Leserbrief Putin versucht, die Ukraine im „High-Noon-Verfahren“ zu unterwerfen

Zum Leserbrief „Hat irgendein westlicher Politiker Rücksicht auf die Sicherheitsinteressen Russlands genommen?“ (TV, 5. März):

Jawohl, die Nato hat Fehler gemacht, aber das rechtfertigt keinen Krieg. Nach der großen Zeitenwende 1989/1990 arbeiteten die Nato  und Russland in Fragen der Verteidigungs- und Sicherheitspolitik zunächst gut zusammen. Mit Unterzeichnung der „Grundakte über gegenseitige Beziehungen, Zusammenarbeit und Sicherheit zwischen der Nato und der Russischen Föderation“ (1997) wurde diese Kooperation gefestigt. 1999 wurden Polen, Tschechien und Ungarn ohne großes russisches Murren in die Nato aufgenommen. 2002 wurde die Partnerschaft zum „Nato-Russland-Rat“ weiterentwickelt. Mit der Aufnahme von sieben weiteren Staaten in die Nato 2004 sah sich Russland sicherheitspolitisch bedrängt und seine eigenen Interessen zunehmend beeinträchtigt.

Allerdings wurde diese Erweiterung weniger von den USA betrieben; sie war vielmehr auf das intensive Bestreben der der sowjetischen Vorherrschaft entronnenen Staaten zurückzuführen, die ihre neu gewonnene Souveränität in dem Verteidigungsbündnis Nato abzusichern suchten.

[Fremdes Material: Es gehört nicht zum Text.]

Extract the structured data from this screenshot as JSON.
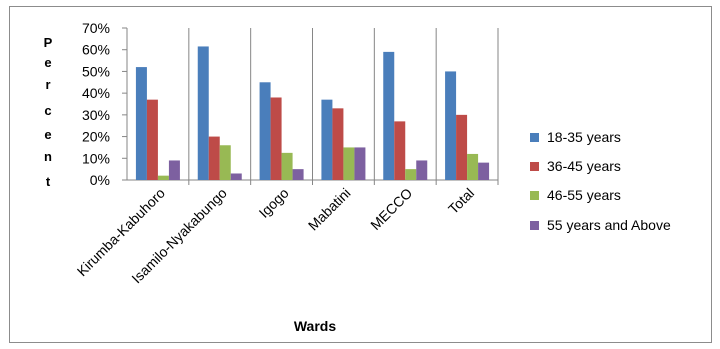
{
  "chart_data": {
    "type": "bar",
    "categories": [
      "Kirumba-Kabuhoro",
      "Isamilo-Nyakabungo",
      "Igogo",
      "Mabatini",
      "MECCO",
      "Total"
    ],
    "series": [
      {
        "name": "18-35 years",
        "color": "#4a7ebb",
        "values": [
          52,
          61.5,
          45,
          37,
          59,
          50
        ]
      },
      {
        "name": "36-45 years",
        "color": "#be4b48",
        "values": [
          37,
          20,
          38,
          33,
          27,
          30
        ]
      },
      {
        "name": "46-55 years",
        "color": "#98b954",
        "values": [
          2,
          16,
          12.5,
          15,
          5,
          12
        ]
      },
      {
        "name": "55 years and Above",
        "color": "#7d60a0",
        "values": [
          9,
          3,
          5,
          15,
          9,
          8
        ]
      }
    ],
    "ylabel": "Percent",
    "ylabel_letters": [
      "P",
      "e",
      "r",
      "c",
      "e",
      "n",
      "t"
    ],
    "xlabel": "Wards",
    "ylim": [
      0,
      70
    ],
    "yticks": [
      "0%",
      "10%",
      "20%",
      "30%",
      "40%",
      "50%",
      "60%",
      "70%"
    ],
    "grid": false,
    "legend_position": "right"
  }
}
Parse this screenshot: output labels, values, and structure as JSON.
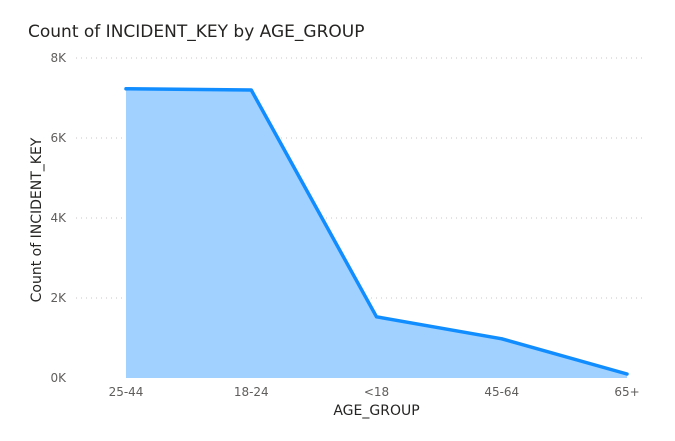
{
  "chart_data": {
    "type": "area",
    "title": "Count of INCIDENT_KEY by AGE_GROUP",
    "xlabel": "AGE_GROUP",
    "ylabel": "Count of INCIDENT_KEY",
    "categories": [
      "25-44",
      "18-24",
      "<18",
      "45-64",
      "65+"
    ],
    "series": [
      {
        "values": [
          7230,
          7200,
          1530,
          980,
          100
        ]
      }
    ],
    "ylim": [
      0,
      8000
    ],
    "yticks": [
      {
        "value": 0,
        "label": "0K"
      },
      {
        "value": 2000,
        "label": "2K"
      },
      {
        "value": 4000,
        "label": "4K"
      },
      {
        "value": 6000,
        "label": "6K"
      },
      {
        "value": 8000,
        "label": "8K"
      }
    ],
    "grid": true,
    "legend": "none",
    "colors": {
      "line": "#118DFF",
      "fill": "#A0D1FF",
      "grid": "#C8C6C4"
    }
  }
}
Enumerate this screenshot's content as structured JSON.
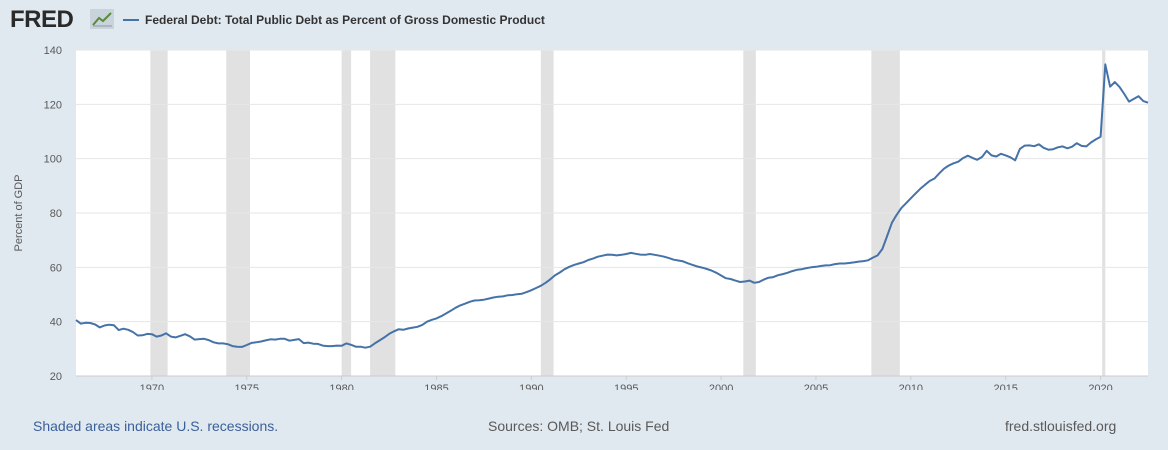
{
  "header": {
    "logo_text": "FRED",
    "logo_icon": "fred-trend-line-icon"
  },
  "chart_data": {
    "type": "line",
    "title": "",
    "xlabel": "",
    "ylabel": "Percent of GDP",
    "ylim": [
      20,
      140
    ],
    "xlim": [
      1966.0,
      2022.5
    ],
    "yticks": [
      20,
      40,
      60,
      80,
      100,
      120,
      140
    ],
    "xticks": [
      1970,
      1975,
      1980,
      1985,
      1990,
      1995,
      2000,
      2005,
      2010,
      2015,
      2020
    ],
    "grid": "horizontal",
    "legend_position": "top-left",
    "colors": {
      "line": "#4572a7",
      "recession": "#e1e1e1",
      "grid": "#e6e6e6",
      "plot_background": "#ffffff",
      "text": "#595959"
    },
    "recessions": [
      [
        1969.92,
        1970.83
      ],
      [
        1973.92,
        1975.17
      ],
      [
        1980.0,
        1980.5
      ],
      [
        1981.5,
        1982.83
      ],
      [
        1990.5,
        1991.17
      ],
      [
        2001.17,
        2001.83
      ],
      [
        2007.92,
        2009.42
      ],
      [
        2020.08,
        2020.25
      ]
    ],
    "series": [
      {
        "name": "Federal Debt: Total Public Debt as Percent of Gross Domestic Product",
        "x": [
          1966.0,
          1966.25,
          1966.5,
          1966.75,
          1967.0,
          1967.25,
          1967.5,
          1967.75,
          1968.0,
          1968.25,
          1968.5,
          1968.75,
          1969.0,
          1969.25,
          1969.5,
          1969.75,
          1970.0,
          1970.25,
          1970.5,
          1970.75,
          1971.0,
          1971.25,
          1971.5,
          1971.75,
          1972.0,
          1972.25,
          1972.5,
          1972.75,
          1973.0,
          1973.25,
          1973.5,
          1973.75,
          1974.0,
          1974.25,
          1974.5,
          1974.75,
          1975.0,
          1975.25,
          1975.5,
          1975.75,
          1976.0,
          1976.25,
          1976.5,
          1976.75,
          1977.0,
          1977.25,
          1977.5,
          1977.75,
          1978.0,
          1978.25,
          1978.5,
          1978.75,
          1979.0,
          1979.25,
          1979.5,
          1979.75,
          1980.0,
          1980.25,
          1980.5,
          1980.75,
          1981.0,
          1981.25,
          1981.5,
          1981.75,
          1982.0,
          1982.25,
          1982.5,
          1982.75,
          1983.0,
          1983.25,
          1983.5,
          1983.75,
          1984.0,
          1984.25,
          1984.5,
          1984.75,
          1985.0,
          1985.25,
          1985.5,
          1985.75,
          1986.0,
          1986.25,
          1986.5,
          1986.75,
          1987.0,
          1987.25,
          1987.5,
          1987.75,
          1988.0,
          1988.25,
          1988.5,
          1988.75,
          1989.0,
          1989.25,
          1989.5,
          1989.75,
          1990.0,
          1990.25,
          1990.5,
          1990.75,
          1991.0,
          1991.25,
          1991.5,
          1991.75,
          1992.0,
          1992.25,
          1992.5,
          1992.75,
          1993.0,
          1993.25,
          1993.5,
          1993.75,
          1994.0,
          1994.25,
          1994.5,
          1994.75,
          1995.0,
          1995.25,
          1995.5,
          1995.75,
          1996.0,
          1996.25,
          1996.5,
          1996.75,
          1997.0,
          1997.25,
          1997.5,
          1997.75,
          1998.0,
          1998.25,
          1998.5,
          1998.75,
          1999.0,
          1999.25,
          1999.5,
          1999.75,
          2000.0,
          2000.25,
          2000.5,
          2000.75,
          2001.0,
          2001.25,
          2001.5,
          2001.75,
          2002.0,
          2002.25,
          2002.5,
          2002.75,
          2003.0,
          2003.25,
          2003.5,
          2003.75,
          2004.0,
          2004.25,
          2004.5,
          2004.75,
          2005.0,
          2005.25,
          2005.5,
          2005.75,
          2006.0,
          2006.25,
          2006.5,
          2006.75,
          2007.0,
          2007.25,
          2007.5,
          2007.75,
          2008.0,
          2008.25,
          2008.5,
          2008.75,
          2009.0,
          2009.25,
          2009.5,
          2009.75,
          2010.0,
          2010.25,
          2010.5,
          2010.75,
          2011.0,
          2011.25,
          2011.5,
          2011.75,
          2012.0,
          2012.25,
          2012.5,
          2012.75,
          2013.0,
          2013.25,
          2013.5,
          2013.75,
          2014.0,
          2014.25,
          2014.5,
          2014.75,
          2015.0,
          2015.25,
          2015.5,
          2015.75,
          2016.0,
          2016.25,
          2016.5,
          2016.75,
          2017.0,
          2017.25,
          2017.5,
          2017.75,
          2018.0,
          2018.25,
          2018.5,
          2018.75,
          2019.0,
          2019.25,
          2019.5,
          2019.75,
          2020.0,
          2020.25,
          2020.5,
          2020.75,
          2021.0,
          2021.25,
          2021.5,
          2021.75,
          2022.0,
          2022.25,
          2022.5
        ],
        "values": [
          40.6,
          39.3,
          39.6,
          39.5,
          39.0,
          37.9,
          38.6,
          38.9,
          38.7,
          36.9,
          37.4,
          37.0,
          36.2,
          34.9,
          35.0,
          35.5,
          35.4,
          34.5,
          34.9,
          35.7,
          34.5,
          34.2,
          34.8,
          35.4,
          34.6,
          33.4,
          33.6,
          33.7,
          33.2,
          32.4,
          32.0,
          32.0,
          31.7,
          31.0,
          30.8,
          30.7,
          31.4,
          32.2,
          32.4,
          32.7,
          33.1,
          33.5,
          33.4,
          33.7,
          33.7,
          33.0,
          33.3,
          33.6,
          32.1,
          32.3,
          31.9,
          31.8,
          31.2,
          31.0,
          31.0,
          31.2,
          31.1,
          32.0,
          31.5,
          30.8,
          30.8,
          30.4,
          30.8,
          32.0,
          33.1,
          34.2,
          35.5,
          36.4,
          37.2,
          37.0,
          37.5,
          37.8,
          38.1,
          38.8,
          40.0,
          40.7,
          41.2,
          42.0,
          43.0,
          44.0,
          45.1,
          46.0,
          46.6,
          47.3,
          47.8,
          47.9,
          48.1,
          48.5,
          48.9,
          49.2,
          49.3,
          49.7,
          49.8,
          50.1,
          50.3,
          50.9,
          51.6,
          52.4,
          53.2,
          54.3,
          55.6,
          57.1,
          58.1,
          59.3,
          60.2,
          60.9,
          61.4,
          61.9,
          62.7,
          63.2,
          63.9,
          64.3,
          64.7,
          64.6,
          64.4,
          64.6,
          64.9,
          65.3,
          65.0,
          64.7,
          64.6,
          64.9,
          64.6,
          64.3,
          63.9,
          63.4,
          62.8,
          62.5,
          62.2,
          61.5,
          60.9,
          60.3,
          59.9,
          59.4,
          58.8,
          58.0,
          57.0,
          56.0,
          55.7,
          55.1,
          54.6,
          54.8,
          55.1,
          54.3,
          54.6,
          55.5,
          56.2,
          56.4,
          57.1,
          57.5,
          58.0,
          58.6,
          59.1,
          59.3,
          59.7,
          60.0,
          60.2,
          60.5,
          60.7,
          60.8,
          61.2,
          61.4,
          61.4,
          61.6,
          61.8,
          62.1,
          62.3,
          62.6,
          63.6,
          64.4,
          66.8,
          71.5,
          76.4,
          79.3,
          81.8,
          83.6,
          85.4,
          87.2,
          88.9,
          90.4,
          91.8,
          92.7,
          94.6,
          96.3,
          97.5,
          98.3,
          98.9,
          100.2,
          101.1,
          100.3,
          99.6,
          100.6,
          102.9,
          101.2,
          100.8,
          101.8,
          101.2,
          100.5,
          99.4,
          103.6,
          104.8,
          104.9,
          104.6,
          105.3,
          104.0,
          103.3,
          103.5,
          104.2,
          104.5,
          103.8,
          104.4,
          105.7,
          104.7,
          104.5,
          106.0,
          107.1,
          108.1,
          134.7,
          126.5,
          128.2,
          126.4,
          123.8,
          121.0,
          122.0,
          123.0,
          121.2,
          120.6
        ]
      }
    ]
  },
  "footer": {
    "note": "Shaded areas indicate U.S. recessions.",
    "sources": "Sources: OMB; St. Louis Fed",
    "site": "fred.stlouisfed.org"
  }
}
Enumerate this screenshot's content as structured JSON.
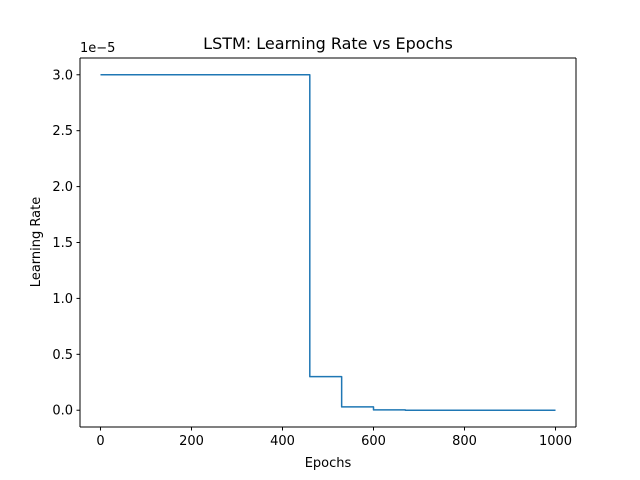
{
  "chart_data": {
    "type": "line",
    "title": "LSTM: Learning Rate vs Epochs",
    "xlabel": "Epochs",
    "ylabel": "Learning Rate",
    "y_offset_text": "1e−5",
    "y_scale_exponent": -5,
    "xlim": [
      -45,
      1045
    ],
    "ylim": [
      -1.5e-06,
      3.15e-05
    ],
    "x_ticks": [
      0,
      200,
      400,
      600,
      800,
      1000
    ],
    "x_tick_labels": [
      "0",
      "200",
      "400",
      "600",
      "800",
      "1000"
    ],
    "y_ticks": [
      0,
      5e-06,
      1e-05,
      1.5e-05,
      2e-05,
      2.5e-05,
      3e-05
    ],
    "y_tick_labels": [
      "0.0",
      "0.5",
      "1.0",
      "1.5",
      "2.0",
      "2.5",
      "3.0"
    ],
    "grid": false,
    "series": [
      {
        "color": "#1f77b4",
        "x": [
          0,
          460,
          460,
          530,
          530,
          600,
          600,
          670,
          670,
          1000
        ],
        "y": [
          3e-05,
          3e-05,
          3e-06,
          3e-06,
          3e-07,
          3e-07,
          3e-08,
          3e-08,
          3e-09,
          3e-09
        ]
      }
    ]
  }
}
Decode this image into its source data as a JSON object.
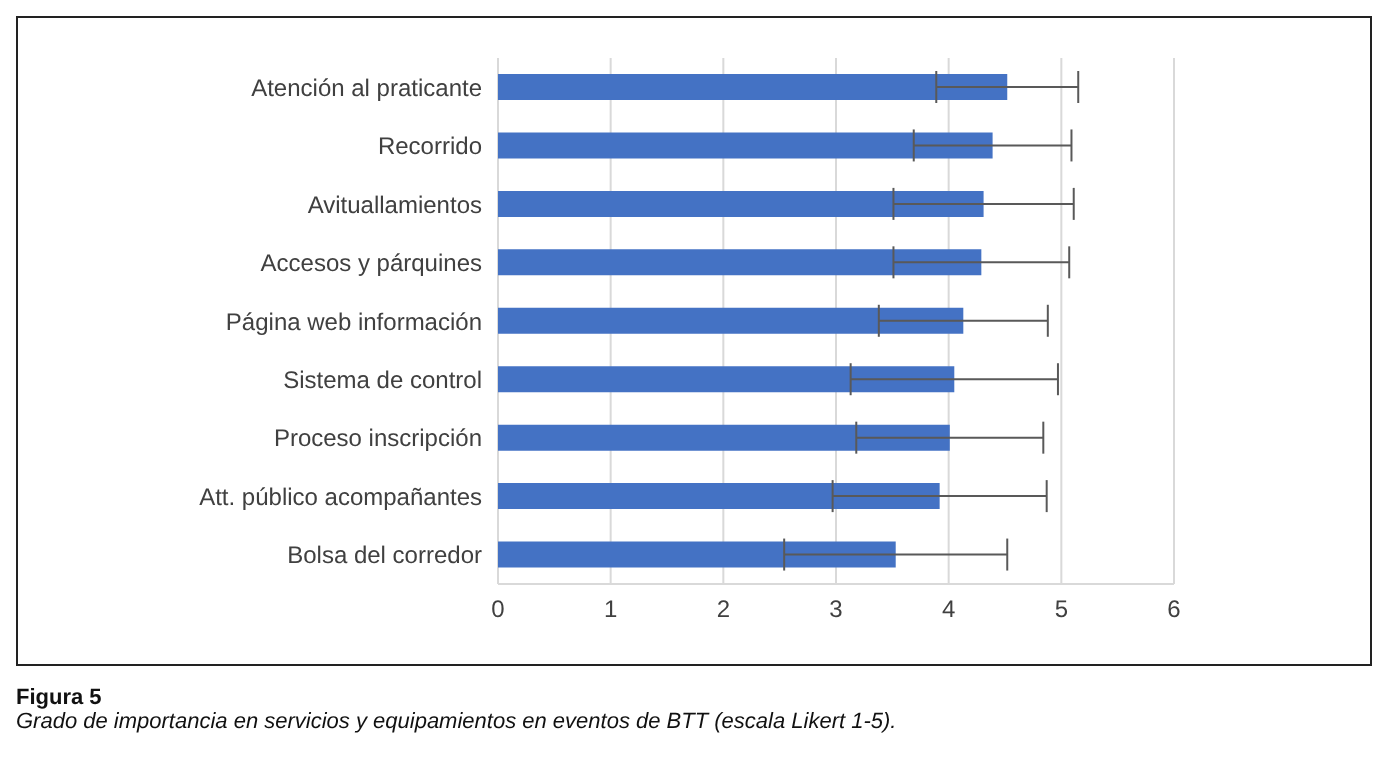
{
  "chart_data": {
    "type": "bar",
    "orientation": "horizontal",
    "title": "Figura 5",
    "subtitle": "Grado de importancia en servicios y equipamientos en eventos de BTT (escala Likert 1-5).",
    "categories": [
      "Atención al praticante",
      "Recorrido",
      "Avituallamientos",
      "Accesos y párquines",
      "Página web información",
      "Sistema de control",
      "Proceso inscripción",
      "Att. público acompañantes",
      "Bolsa del corredor"
    ],
    "values": [
      4.52,
      4.39,
      4.31,
      4.29,
      4.13,
      4.05,
      4.01,
      3.92,
      3.53
    ],
    "errors": [
      0.63,
      0.7,
      0.8,
      0.78,
      0.75,
      0.92,
      0.83,
      0.95,
      0.99
    ],
    "color": "#4472c4",
    "xlim": [
      0,
      6
    ],
    "xticks": [
      0,
      1,
      2,
      3,
      4,
      5,
      6
    ],
    "grid": "x"
  }
}
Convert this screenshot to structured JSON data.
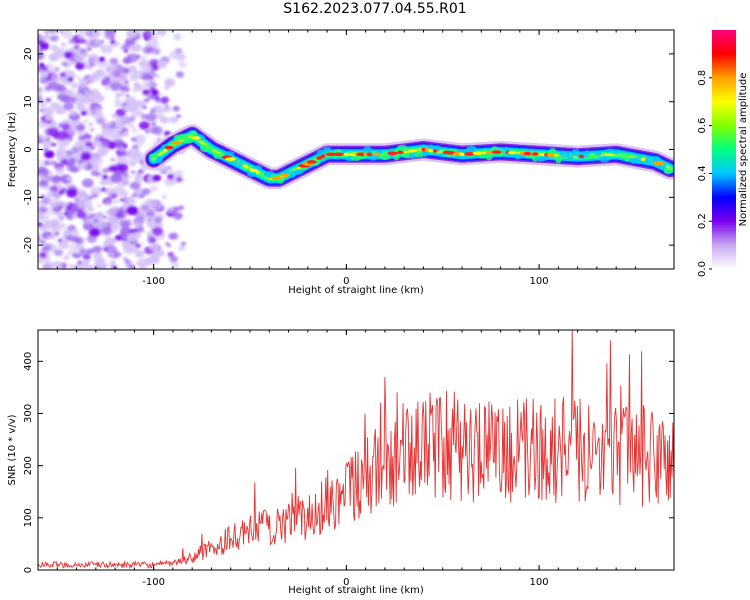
{
  "title": "S162.2023.077.04.55.R01",
  "chart_data": [
    {
      "type": "heatmap",
      "xlabel": "Height of straight line (km)",
      "ylabel": "Frequency (Hz)",
      "xlim": [
        -160,
        170
      ],
      "ylim": [
        -25,
        25
      ],
      "xticks": [
        -100,
        0,
        100
      ],
      "xtick_labels": [
        "-100",
        "0",
        "100"
      ],
      "yticks": [
        -20,
        -10,
        0,
        10,
        20
      ],
      "ytick_labels": [
        "-20",
        "-10",
        "0",
        "10",
        "20"
      ],
      "colorbar": {
        "label": "Normalized spectral amplitude",
        "range": [
          0,
          1
        ],
        "ticks": [
          0.0,
          0.2,
          0.4,
          0.6,
          0.8
        ],
        "tick_labels": [
          "0.0",
          "0.2",
          "0.4",
          "0.6",
          "0.8"
        ],
        "colors": [
          "#ffffff",
          "#c7a6f2",
          "#7a00ee",
          "#0000ff",
          "#00c8ff",
          "#00ff80",
          "#7fff00",
          "#ffff00",
          "#ffa000",
          "#ff0000",
          "#ff0080"
        ]
      },
      "noise_region_x": [
        -160,
        -100
      ],
      "ridge": {
        "x": [
          -100,
          -90,
          -80,
          -70,
          -60,
          -50,
          -40,
          -35,
          -30,
          -20,
          -10,
          0,
          20,
          40,
          60,
          80,
          100,
          120,
          140,
          160,
          168
        ],
        "y": [
          -2,
          1,
          3,
          0,
          -2,
          -4,
          -6,
          -6,
          -5,
          -3,
          -1,
          -1,
          -1,
          0,
          -1,
          -0.5,
          -1,
          -1.5,
          -1,
          -2.5,
          -4
        ]
      },
      "grid": false
    },
    {
      "type": "line",
      "xlabel": "Height of straight line (km)",
      "ylabel": "SNR (10 * v/v)",
      "xlim": [
        -160,
        170
      ],
      "ylim": [
        0,
        460
      ],
      "xticks": [
        -100,
        0,
        100
      ],
      "xtick_labels": [
        "-100",
        "0",
        "100"
      ],
      "yticks": [
        0,
        100,
        200,
        300,
        400
      ],
      "ytick_labels": [
        "0",
        "100",
        "200",
        "300",
        "400"
      ],
      "color": "#e53333",
      "trend": {
        "x": [
          -160,
          -100,
          -90,
          -80,
          -60,
          -40,
          -20,
          -5,
          10,
          25,
          40,
          60,
          80,
          100,
          120,
          140,
          160,
          170
        ],
        "y": [
          10,
          10,
          12,
          25,
          60,
          85,
          100,
          140,
          180,
          215,
          240,
          235,
          225,
          230,
          235,
          225,
          215,
          205
        ]
      },
      "grid": false
    }
  ]
}
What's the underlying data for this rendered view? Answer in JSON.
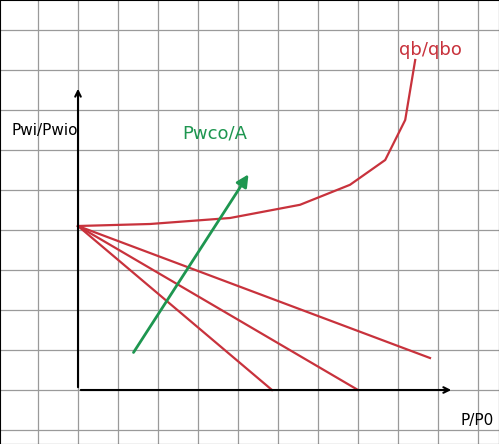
{
  "chart_data": {
    "type": "line",
    "xlabel": "P/P0",
    "ylabel": "Pwi/Pwio",
    "annotations": [
      {
        "text": "qb/qbo",
        "color": "#c8323c"
      },
      {
        "text": "Pwco/A",
        "color": "#1e9650"
      }
    ],
    "series": [
      {
        "color": "#c8323c",
        "x": [
          0,
          4.85
        ],
        "values": [
          4.1,
          0
        ]
      },
      {
        "color": "#c8323c",
        "x": [
          0,
          7.0
        ],
        "values": [
          4.1,
          0
        ]
      },
      {
        "color": "#c8323c",
        "x": [
          0,
          8.8
        ],
        "values": [
          4.1,
          0.8
        ]
      },
      {
        "color": "#c8323c",
        "x": [
          0,
          1.8,
          3.8,
          5.55,
          6.8,
          7.68,
          8.18,
          8.43
        ],
        "values": [
          4.1,
          4.15,
          4.3,
          4.63,
          5.13,
          5.75,
          6.75,
          8.25
        ]
      },
      {
        "type": "arrow",
        "color": "#1e9650",
        "x": [
          1.35,
          4.3
        ],
        "values": [
          0.88,
          5.45
        ]
      }
    ],
    "xlim": [
      -1.95,
      10.525
    ],
    "ylim": [
      -1.35,
      9.75
    ],
    "xticks": [
      -1,
      0,
      1,
      2,
      3,
      4,
      5,
      6,
      7,
      8,
      9,
      10
    ],
    "yticks": [
      -1,
      0,
      1,
      2,
      3,
      4,
      5,
      6,
      7,
      8,
      9
    ],
    "grid": true,
    "tick_labels": false
  }
}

Diese Staaten aber als amerikanische Marionetten zu bezeichnen, sticht aus meiner Sicht nicht. Auch wurden die zunächst von amerikanischer Seite initiierten Pläne für ein angeblich gegen den Iran gerichtetes Flugabwehrsystem im Südosten Europas, ohne Einbeziehung Russlands, von Putin als Provokation empfunden. Er sah die Verlässlichkeit der Nato infrage gestellt.Die Stabilisierung der Demokratie in der Ukraine und ihre zunehmenden Westorientierung bewertete Putin als Bedrohung seines Einflussbereichs. Die Folge war der zunächst noch „vorsichtige“ Kriegsbeginn 2014 gegen die Ukraine im Donbas mit der gleichzeitigen Besetzung der Krim zur Absicherung des ungehinderten Zugangs zur Schwarzmeerflotte. Als Reaktion begann die Nato auf Antrag der sich zunehmend bedroht fühlenden osteuropäischen Nato-Staaten deren Verteidigungsbereitschaft zu stärken – und zwar ohne offensive Ausrichtung. Unnötigerweise verletzte die Aussage des ehemaligen US-Präsidenten Obama, Russland sei bestenfalls noch eine Regionalmacht, Putins Stolz, ließ ihn weiter auf Distanz zur Nato gehen und die eigene Aufrüstung massiv betreiben. Russland zog sich aus dem Nato-Russland-Rat zurück. Wegen der durch das Afghanistan-Debakel geschwächten Nato sieht Putin nun meines Erachtens die Chance, seine Großrussland-Phantasien durchsetzen und die Ukraine einem vermeintlich westlichen Zugriff zu entziehen. Nicht die USA, sondern Putin sucht in einem „High-Noon“-Verfahren eine völkerrechtswidrige, kriegerische Unterwerfung eines Landes und die Zerstörung einer mehr als 30 Jahre andauernden europäischen Sicherheitsstruktur.